The case study about Autodesk’s work with RWE was removed from the software company’s website shortly after the CEO’s Twitter spat with the activist. Today, Autodesk highlights sustainability-focused stories, almost none of which mention non-renewable energy. A spokesperson said fossil fuel firms make up a “very small” share of business, though the company doesn’t disclose revenue by industry.
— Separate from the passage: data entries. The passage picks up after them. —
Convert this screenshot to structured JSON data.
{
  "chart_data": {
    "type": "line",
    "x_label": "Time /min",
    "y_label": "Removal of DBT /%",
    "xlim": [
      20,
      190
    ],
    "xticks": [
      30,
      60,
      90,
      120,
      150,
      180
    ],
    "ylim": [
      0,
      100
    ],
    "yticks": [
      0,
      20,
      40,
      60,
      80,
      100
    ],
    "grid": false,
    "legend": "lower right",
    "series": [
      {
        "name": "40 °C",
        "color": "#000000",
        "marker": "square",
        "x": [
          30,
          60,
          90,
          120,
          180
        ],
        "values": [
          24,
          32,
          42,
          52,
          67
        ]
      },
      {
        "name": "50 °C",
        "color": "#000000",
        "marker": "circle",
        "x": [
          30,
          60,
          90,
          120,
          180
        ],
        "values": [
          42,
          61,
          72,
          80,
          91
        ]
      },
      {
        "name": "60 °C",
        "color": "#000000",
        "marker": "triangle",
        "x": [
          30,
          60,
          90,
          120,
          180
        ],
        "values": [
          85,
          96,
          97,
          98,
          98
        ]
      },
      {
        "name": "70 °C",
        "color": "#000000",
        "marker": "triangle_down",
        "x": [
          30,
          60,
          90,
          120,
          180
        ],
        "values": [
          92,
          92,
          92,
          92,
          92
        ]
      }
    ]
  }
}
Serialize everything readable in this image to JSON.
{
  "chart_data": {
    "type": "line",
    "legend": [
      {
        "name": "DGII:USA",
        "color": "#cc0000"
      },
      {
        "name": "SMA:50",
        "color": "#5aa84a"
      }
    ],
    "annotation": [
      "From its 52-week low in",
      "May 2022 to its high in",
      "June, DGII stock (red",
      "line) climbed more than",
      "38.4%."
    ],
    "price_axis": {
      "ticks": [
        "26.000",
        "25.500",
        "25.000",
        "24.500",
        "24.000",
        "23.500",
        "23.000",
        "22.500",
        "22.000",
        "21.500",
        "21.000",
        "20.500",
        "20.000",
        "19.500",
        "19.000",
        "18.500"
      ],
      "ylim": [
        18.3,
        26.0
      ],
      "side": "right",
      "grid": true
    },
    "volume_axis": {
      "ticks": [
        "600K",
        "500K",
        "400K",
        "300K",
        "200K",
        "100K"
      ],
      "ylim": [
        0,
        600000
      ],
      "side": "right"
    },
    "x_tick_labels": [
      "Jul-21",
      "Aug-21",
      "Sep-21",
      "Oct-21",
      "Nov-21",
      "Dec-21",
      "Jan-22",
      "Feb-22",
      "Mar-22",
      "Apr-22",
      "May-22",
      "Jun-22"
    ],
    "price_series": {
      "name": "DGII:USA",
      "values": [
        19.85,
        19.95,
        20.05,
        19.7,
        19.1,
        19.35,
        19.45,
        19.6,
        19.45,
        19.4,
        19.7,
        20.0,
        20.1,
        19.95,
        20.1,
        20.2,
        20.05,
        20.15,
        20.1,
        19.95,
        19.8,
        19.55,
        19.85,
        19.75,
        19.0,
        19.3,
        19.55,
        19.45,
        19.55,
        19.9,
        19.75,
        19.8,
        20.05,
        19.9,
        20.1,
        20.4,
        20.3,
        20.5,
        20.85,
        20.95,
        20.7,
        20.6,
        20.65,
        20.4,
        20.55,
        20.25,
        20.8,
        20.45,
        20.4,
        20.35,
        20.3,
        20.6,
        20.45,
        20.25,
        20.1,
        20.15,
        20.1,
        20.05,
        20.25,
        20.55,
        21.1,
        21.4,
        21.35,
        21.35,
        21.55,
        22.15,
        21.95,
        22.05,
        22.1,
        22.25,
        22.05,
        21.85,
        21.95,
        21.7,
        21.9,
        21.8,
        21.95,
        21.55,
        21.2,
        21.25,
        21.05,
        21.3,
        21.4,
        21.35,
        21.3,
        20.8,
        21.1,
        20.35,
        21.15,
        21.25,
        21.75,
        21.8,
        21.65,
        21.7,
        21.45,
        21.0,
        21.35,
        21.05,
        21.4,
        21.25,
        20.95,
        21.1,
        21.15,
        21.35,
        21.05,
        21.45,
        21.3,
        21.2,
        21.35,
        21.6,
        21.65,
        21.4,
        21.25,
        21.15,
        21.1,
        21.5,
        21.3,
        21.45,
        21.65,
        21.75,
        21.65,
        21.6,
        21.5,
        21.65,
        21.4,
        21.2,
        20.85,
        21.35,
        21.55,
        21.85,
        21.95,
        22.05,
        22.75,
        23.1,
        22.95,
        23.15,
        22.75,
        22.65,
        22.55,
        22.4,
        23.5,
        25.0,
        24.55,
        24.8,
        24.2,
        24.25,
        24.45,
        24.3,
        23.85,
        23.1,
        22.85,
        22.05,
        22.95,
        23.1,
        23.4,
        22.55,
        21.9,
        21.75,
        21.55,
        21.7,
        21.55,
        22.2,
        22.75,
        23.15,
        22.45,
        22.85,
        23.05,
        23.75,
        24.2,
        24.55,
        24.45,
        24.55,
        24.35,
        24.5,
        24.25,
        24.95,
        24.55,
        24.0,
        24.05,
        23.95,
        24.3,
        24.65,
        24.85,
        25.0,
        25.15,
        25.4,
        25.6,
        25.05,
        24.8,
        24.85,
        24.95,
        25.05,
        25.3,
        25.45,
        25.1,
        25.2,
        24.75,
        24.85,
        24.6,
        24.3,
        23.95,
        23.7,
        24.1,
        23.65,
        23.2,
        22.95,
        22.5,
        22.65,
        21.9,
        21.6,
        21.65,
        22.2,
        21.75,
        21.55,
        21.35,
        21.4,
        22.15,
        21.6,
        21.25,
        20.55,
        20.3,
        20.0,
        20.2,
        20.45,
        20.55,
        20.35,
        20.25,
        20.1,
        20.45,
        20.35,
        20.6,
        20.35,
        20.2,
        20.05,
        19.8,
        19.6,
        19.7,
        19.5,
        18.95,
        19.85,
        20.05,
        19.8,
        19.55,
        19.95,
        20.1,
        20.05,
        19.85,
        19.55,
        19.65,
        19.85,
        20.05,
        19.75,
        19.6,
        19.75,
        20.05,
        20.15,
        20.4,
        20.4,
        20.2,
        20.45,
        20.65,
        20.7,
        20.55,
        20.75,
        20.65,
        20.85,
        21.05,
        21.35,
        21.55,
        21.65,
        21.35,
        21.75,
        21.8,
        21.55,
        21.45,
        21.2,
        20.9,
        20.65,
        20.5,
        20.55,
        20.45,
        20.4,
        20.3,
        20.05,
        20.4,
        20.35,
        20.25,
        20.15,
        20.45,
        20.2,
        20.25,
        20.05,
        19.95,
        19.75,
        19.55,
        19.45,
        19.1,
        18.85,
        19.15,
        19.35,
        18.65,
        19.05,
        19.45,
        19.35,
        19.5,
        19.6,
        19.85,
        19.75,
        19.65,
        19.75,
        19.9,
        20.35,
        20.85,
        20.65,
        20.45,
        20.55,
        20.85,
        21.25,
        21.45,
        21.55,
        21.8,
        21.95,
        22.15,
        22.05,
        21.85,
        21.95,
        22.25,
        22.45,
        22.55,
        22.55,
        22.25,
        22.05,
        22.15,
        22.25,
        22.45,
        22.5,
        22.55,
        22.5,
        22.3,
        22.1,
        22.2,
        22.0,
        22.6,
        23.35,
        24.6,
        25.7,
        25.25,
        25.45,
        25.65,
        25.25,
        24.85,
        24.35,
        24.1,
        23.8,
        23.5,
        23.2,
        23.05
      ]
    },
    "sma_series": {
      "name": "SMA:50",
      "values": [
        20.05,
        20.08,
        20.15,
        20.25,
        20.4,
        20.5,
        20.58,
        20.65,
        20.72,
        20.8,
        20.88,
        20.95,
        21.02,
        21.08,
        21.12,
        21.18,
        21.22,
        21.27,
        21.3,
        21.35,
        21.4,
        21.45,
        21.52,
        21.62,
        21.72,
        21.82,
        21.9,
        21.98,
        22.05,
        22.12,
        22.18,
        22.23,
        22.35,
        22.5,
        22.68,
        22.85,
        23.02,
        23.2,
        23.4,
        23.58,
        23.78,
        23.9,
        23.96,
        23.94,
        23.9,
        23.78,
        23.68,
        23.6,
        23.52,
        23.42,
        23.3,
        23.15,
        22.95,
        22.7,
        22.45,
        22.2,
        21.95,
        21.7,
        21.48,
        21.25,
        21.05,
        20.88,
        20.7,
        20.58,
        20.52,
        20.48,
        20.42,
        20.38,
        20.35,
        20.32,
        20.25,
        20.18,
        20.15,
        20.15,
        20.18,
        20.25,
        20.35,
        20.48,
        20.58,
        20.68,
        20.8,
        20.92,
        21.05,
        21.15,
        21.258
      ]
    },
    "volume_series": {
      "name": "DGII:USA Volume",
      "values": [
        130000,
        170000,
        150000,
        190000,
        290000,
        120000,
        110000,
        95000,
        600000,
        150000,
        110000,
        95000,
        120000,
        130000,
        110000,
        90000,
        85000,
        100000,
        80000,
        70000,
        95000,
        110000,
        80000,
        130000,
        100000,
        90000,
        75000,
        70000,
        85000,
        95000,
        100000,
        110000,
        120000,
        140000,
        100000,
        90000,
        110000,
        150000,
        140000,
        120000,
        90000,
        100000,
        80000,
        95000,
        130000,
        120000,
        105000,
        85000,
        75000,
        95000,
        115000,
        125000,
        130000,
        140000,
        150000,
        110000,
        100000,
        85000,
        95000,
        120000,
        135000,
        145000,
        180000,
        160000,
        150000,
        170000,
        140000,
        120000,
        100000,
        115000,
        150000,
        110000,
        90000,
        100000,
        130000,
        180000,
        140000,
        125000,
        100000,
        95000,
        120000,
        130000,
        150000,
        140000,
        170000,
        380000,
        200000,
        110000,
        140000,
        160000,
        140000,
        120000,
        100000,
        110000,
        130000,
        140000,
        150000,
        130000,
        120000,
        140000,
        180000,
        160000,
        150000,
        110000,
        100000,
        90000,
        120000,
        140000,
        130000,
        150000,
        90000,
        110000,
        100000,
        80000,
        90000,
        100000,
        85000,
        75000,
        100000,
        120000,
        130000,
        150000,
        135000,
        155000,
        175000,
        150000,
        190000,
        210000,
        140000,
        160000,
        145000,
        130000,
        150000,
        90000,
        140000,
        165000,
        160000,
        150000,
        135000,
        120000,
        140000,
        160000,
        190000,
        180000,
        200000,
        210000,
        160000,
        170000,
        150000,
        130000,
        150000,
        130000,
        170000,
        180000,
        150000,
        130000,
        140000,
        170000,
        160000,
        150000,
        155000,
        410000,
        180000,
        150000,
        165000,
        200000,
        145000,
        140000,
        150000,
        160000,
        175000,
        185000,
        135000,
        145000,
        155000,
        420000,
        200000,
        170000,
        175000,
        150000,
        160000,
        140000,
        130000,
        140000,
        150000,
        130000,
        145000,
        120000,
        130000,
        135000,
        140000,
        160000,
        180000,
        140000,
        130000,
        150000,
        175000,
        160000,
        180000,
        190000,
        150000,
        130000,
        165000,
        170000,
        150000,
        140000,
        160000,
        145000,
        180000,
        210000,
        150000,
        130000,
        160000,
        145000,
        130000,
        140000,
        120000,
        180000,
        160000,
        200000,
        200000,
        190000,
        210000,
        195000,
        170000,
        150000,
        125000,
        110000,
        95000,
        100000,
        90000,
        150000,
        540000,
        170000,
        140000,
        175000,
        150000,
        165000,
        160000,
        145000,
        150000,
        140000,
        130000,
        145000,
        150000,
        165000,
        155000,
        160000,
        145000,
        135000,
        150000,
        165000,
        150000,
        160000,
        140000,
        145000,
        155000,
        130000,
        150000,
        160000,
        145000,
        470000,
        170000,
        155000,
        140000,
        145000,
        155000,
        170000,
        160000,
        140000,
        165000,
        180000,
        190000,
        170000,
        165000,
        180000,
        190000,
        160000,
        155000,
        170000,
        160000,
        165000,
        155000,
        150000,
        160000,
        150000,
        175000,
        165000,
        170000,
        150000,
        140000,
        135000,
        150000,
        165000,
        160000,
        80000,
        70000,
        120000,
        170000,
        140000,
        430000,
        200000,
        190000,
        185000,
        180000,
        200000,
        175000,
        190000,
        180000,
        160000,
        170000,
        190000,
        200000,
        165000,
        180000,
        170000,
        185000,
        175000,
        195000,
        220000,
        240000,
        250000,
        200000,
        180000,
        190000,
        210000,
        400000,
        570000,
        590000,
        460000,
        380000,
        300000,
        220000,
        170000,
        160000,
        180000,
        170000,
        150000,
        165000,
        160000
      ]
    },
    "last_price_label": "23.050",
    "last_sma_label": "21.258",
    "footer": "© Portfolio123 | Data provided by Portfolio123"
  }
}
“Maybe that coal plant is a one-off – or maybe it’s their top client – we have no idea. That lack of disclosure is a reputational and business risk,” said Jaclyn Allen of SalterBaxter, a firm that consults with companies like Ford and T-Mobile Inc. on sustainability strategy and communications. “They need to be clear on their approach and management of that high-emissions customer base,” she said. 

That could mean reducing dependence on the sector over time, only working with companies engaged in energy transition, or not renewing contracts with problematic actors, Allen added.

It’s rare that technology companies drop customers on ethical grounds. Amazon.com Inc., Microsoft and Alphabet Inc.’s Google – the three largest US cloud computing providers – faced employee protests over helping clients like Chevron find oil more effectively after a 2020 Greenpeace report. Only Google said it would stop developing algorithms for the industry. Employee protests at  Salesforce Inc. for working with US Customs and Border Protection and the National Rifle Association similarly had little effect.

Lemercier, who isn’t an Autodesk employee or investor, makes an unlikely antagonist. The visual artist used Autodesk tools for years before becoming obsessed with the German coal mine a two-hour drive from where he lives in Belgium. He was shocked to realize the mine was also an Autodesk customer. Knowing he had little sway over a company like RWE, Lemercier decided to try to pressure the software company to pull out of the project and others like it. “I feel very connected to them — I’m a user, I’ve visited them in San Francisco, a lot of my friends did residencies there.”

The company has sought to blunt his impact, distributing a Lemercier “mitigation plan” ahead of its 2020 conference that encouraged employees to block or ignore him on social media and provided talking points in response to his criticisms. A spokesperson said this was to “provide advice to large groups of employees and customers who were on the receiving end of unwanted emails and comments.’’

Lemercier knows Autodesk isn’t the only company complicit in projects that harm the climate — he just hoped it would be the one that listened. Earlier this year, he drew portraits of CEO Anagnost, bank executives and German politicians — people he says are behind the environmental damage — using coal-based ink and posed them in front of the mine.

“As an artist, I feel a little useless when it comes to reducing global C02 emissions,” Lemercier said. “I’m doing desperate attempts.”